Measuring damages could be interesting. Apple would likely argue that its customers weren’t harmed at all, since they never had to purchase the multi-device charging mat or optional AirPods charging case, neither of which would have been cheap. But class action attorneys will say that the promised feature was marketed as a convenience, and a way to get customers to buy new iPhones, Apple Watches, and AirPods, all of which were supposed to be easy to charge together.

In order to show damages, a customer might need to prove that she bought both a new iPhone and either AirPods or a new Apple Watch after AirPower was announced, then unsuccessfully sought other wireless charging options. Apple may have never updated iOS with the intelligent multi-charging feature, but it did offer new iPhone and Apple Watch-compatible single-device wireless chargers through its online store. Some third-party accessory makers have stepped up with AirPower-esque alternatives, as well.

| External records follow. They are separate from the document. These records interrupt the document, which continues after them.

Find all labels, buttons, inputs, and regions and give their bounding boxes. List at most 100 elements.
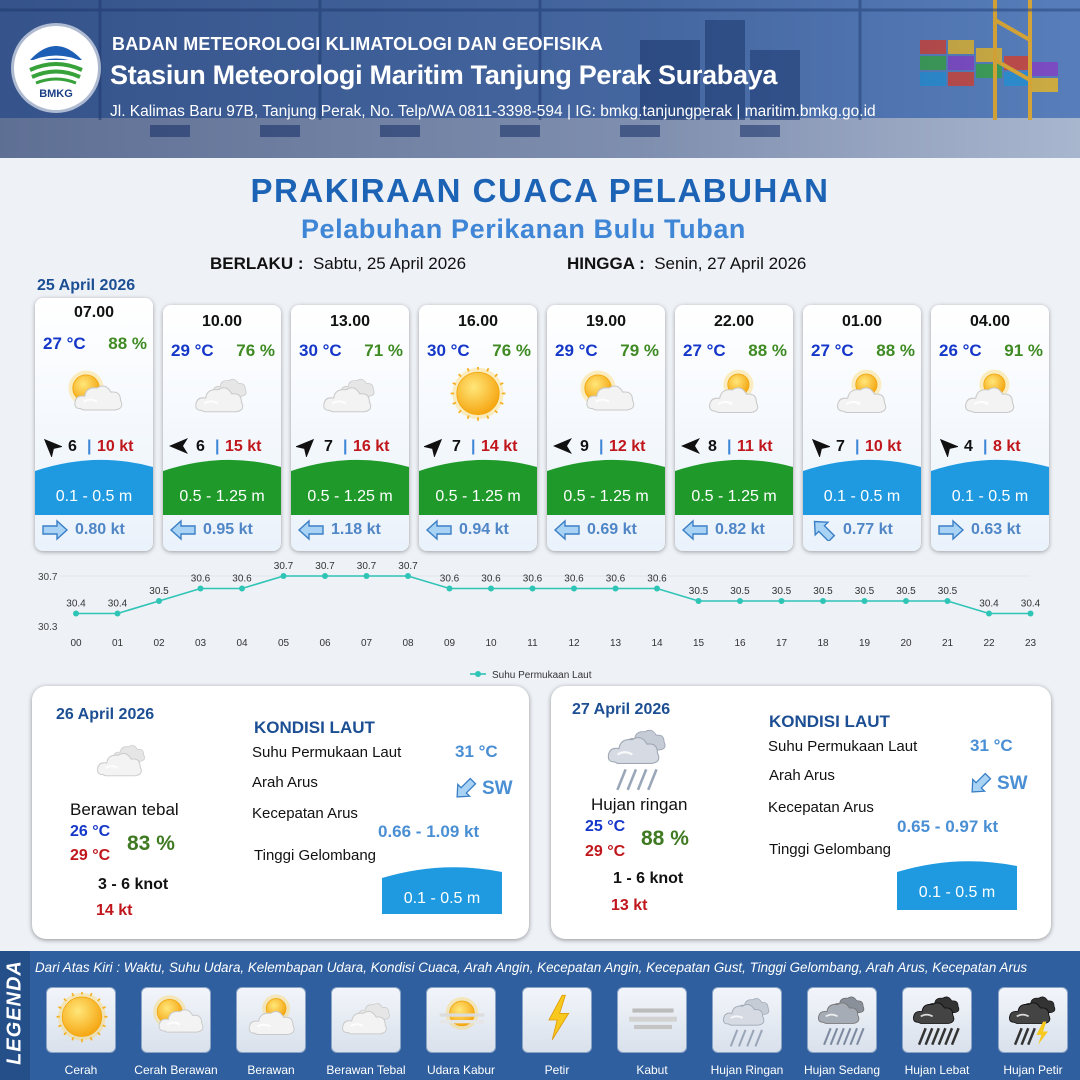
day2-temp-min: 26 °C <box>70 823 111 840</box>
card-separator: | <box>471 438 476 455</box>
legend-item-label: Cerah Berawan <box>134 1063 218 1077</box>
card-gust: 8 kt <box>993 438 1021 455</box>
x-tick-label: 05 <box>278 638 290 649</box>
day3-panel: 27 April 2026 Hujan ringan 25 °C 29 °C 8… <box>551 686 1051 939</box>
sst-data-label: 30.6 <box>647 574 667 585</box>
current-arrow-icon <box>553 519 581 541</box>
berawan-icon <box>236 987 306 1053</box>
card-gust: 10 kt <box>97 438 134 455</box>
sst-data-label: 30.5 <box>689 586 709 597</box>
day2-wave: 0.1 - 0.5 m <box>403 890 481 907</box>
sst-data-label: 30.6 <box>440 574 460 585</box>
x-tick-label: 22 <box>983 638 995 649</box>
sst-point <box>239 585 245 592</box>
day3-sst: 31 °C <box>970 736 1013 755</box>
card-wind: 7 <box>836 438 845 455</box>
sst-point <box>405 573 411 579</box>
card-wave: 0.5 - 1.25 m <box>307 488 393 505</box>
sst-point <box>654 585 660 592</box>
sst-point <box>488 585 494 592</box>
card-separator: | <box>983 438 988 455</box>
card-current: 0.77 kt <box>843 521 893 538</box>
y-tick-label: 30.3 <box>38 622 58 633</box>
x-tick-label: 12 <box>568 638 580 649</box>
day2-wave-label: Tinggi Gelombang <box>254 847 377 864</box>
udara-kabur-icon <box>426 987 496 1053</box>
legend-description: Dari Atas Kiri : Waktu, Suhu Udara, Kele… <box>35 960 1028 975</box>
berawan-tebal-icon <box>315 367 385 427</box>
logo-text: BMKG <box>39 88 73 100</box>
x-tick-label: 07 <box>361 638 373 649</box>
sst-data-label: 30.6 <box>481 574 501 585</box>
forecast-card: 19.00 29 °C 79 % 9 | 12 kt 0.5 - 1.25 m … <box>547 305 665 551</box>
card-wave: 0.5 - 1.25 m <box>179 488 265 505</box>
card-time: 04.00 <box>969 313 1011 330</box>
day3-temp-max: 29 °C <box>585 843 626 860</box>
day2-cur-speed: 0.66 - 1.09 kt <box>378 822 480 841</box>
card-wave-shape <box>547 459 665 515</box>
card-temp: 26 °C <box>939 341 982 360</box>
hujan-petir-icon <box>998 987 1068 1053</box>
card-separator: | <box>343 438 348 455</box>
day3-wave: 0.1 - 0.5 m <box>918 884 996 901</box>
x-tick-label: 15 <box>693 638 705 649</box>
sst-data-label: 30.5 <box>772 586 792 597</box>
current-arrow-icon <box>937 519 965 541</box>
berawan-icon <box>699 367 769 427</box>
x-tick-label: 21 <box>942 638 954 649</box>
day1-date: 25 April 2026 <box>37 277 136 294</box>
day3-condition: Hujan ringan <box>591 795 688 814</box>
wind-arrow-icon <box>680 435 702 457</box>
card-wave-shape <box>291 459 409 515</box>
sst-point <box>156 598 162 604</box>
legend-item-label: Kabut <box>636 1063 668 1077</box>
hujan-ringan-icon <box>712 987 782 1053</box>
light-rain-icon <box>603 720 675 794</box>
card-wind: 4 <box>964 438 973 455</box>
card-wave-shape <box>931 459 1049 515</box>
legend-item-label: Berawan <box>247 1063 295 1077</box>
valid-from-label: BERLAKU : <box>210 254 304 273</box>
current-arrow-icon <box>41 519 69 541</box>
sst-data-label: 30.7 <box>357 561 377 572</box>
sst-point <box>778 598 785 604</box>
card-humidity: 88 % <box>748 341 787 360</box>
day3-sst-label: Suhu Permukaan Laut <box>768 738 918 755</box>
card-humidity: 88 % <box>876 341 915 360</box>
valid-to: HINGGA : Senin, 27 April 2026 <box>567 254 806 274</box>
x-tick-label: 04 <box>236 638 248 649</box>
cerah-icon <box>46 987 116 1053</box>
x-tick-label: 10 <box>485 638 497 649</box>
card-time: 19.00 <box>585 313 627 330</box>
legend-item-label: Hujan Ringan <box>710 1063 784 1077</box>
card-wind: 8 <box>708 438 717 455</box>
sst-point <box>1027 610 1034 617</box>
card-wind: 6 <box>68 438 77 455</box>
current-arrow-icon <box>967 771 993 802</box>
day3-humidity: 88 % <box>641 827 689 850</box>
card-gust: 14 kt <box>481 438 518 455</box>
day2-condition: Berawan tebal <box>70 800 179 819</box>
card-humidity: 76 % <box>492 341 531 360</box>
day2-date: 26 April 2026 <box>56 706 155 723</box>
card-humidity: 71 % <box>364 341 403 360</box>
sst-point <box>737 598 743 604</box>
hujan-sedang-icon <box>807 987 877 1053</box>
sst-point <box>861 598 868 604</box>
valid-to-label: HINGGA : <box>567 254 645 273</box>
current-arrow-icon <box>452 776 478 807</box>
wind-arrow-icon <box>168 435 190 457</box>
day3-cur-dir-label: Arah Arus <box>769 767 835 784</box>
card-temp: 27 °C <box>43 334 86 353</box>
card-time: 13.00 <box>329 313 371 330</box>
y-tick-label: 30.7 <box>38 572 58 583</box>
card-current: 0.94 kt <box>459 521 509 538</box>
day3-wave-label: Tinggi Gelombang <box>769 841 892 858</box>
card-wave-shape <box>35 459 153 515</box>
sst-data-label: 30.7 <box>398 561 418 572</box>
day3-kondisi-title: KONDISI LAUT <box>769 712 890 731</box>
legend-label: Suhu Permukaan Laut <box>492 670 592 681</box>
sst-data-label: 30.5 <box>896 586 916 597</box>
sst-data-label: 30.5 <box>149 586 169 597</box>
wind-arrow-icon <box>552 435 574 457</box>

Apple’s website scrubbing was likely an attempt to mitigate customers’ damage claims. The company effectively stopped all marketing of AirPower after a year, pulling all references from existing pages, then omitting the accessory from newer iPhone and Apple Watch pages when they debuted in September. Tiny AirPower references have since been spotted in certain recent device pamphlets and user guides, but apart from the speculation they’ve caused — namely, that AirPower hasn’t been canceled — they’re not marketing the accessory.

Even so, interest in AirPower has continued, and as long as Apple says nothing on the record, it is allowing at least some customers to keep believing that the accessory is still in the works. As painful as it might be to make a final status update announcement at this stage, doing so could limit the accrual of further customer damages, and finally bring this long-unresolved issue to rest.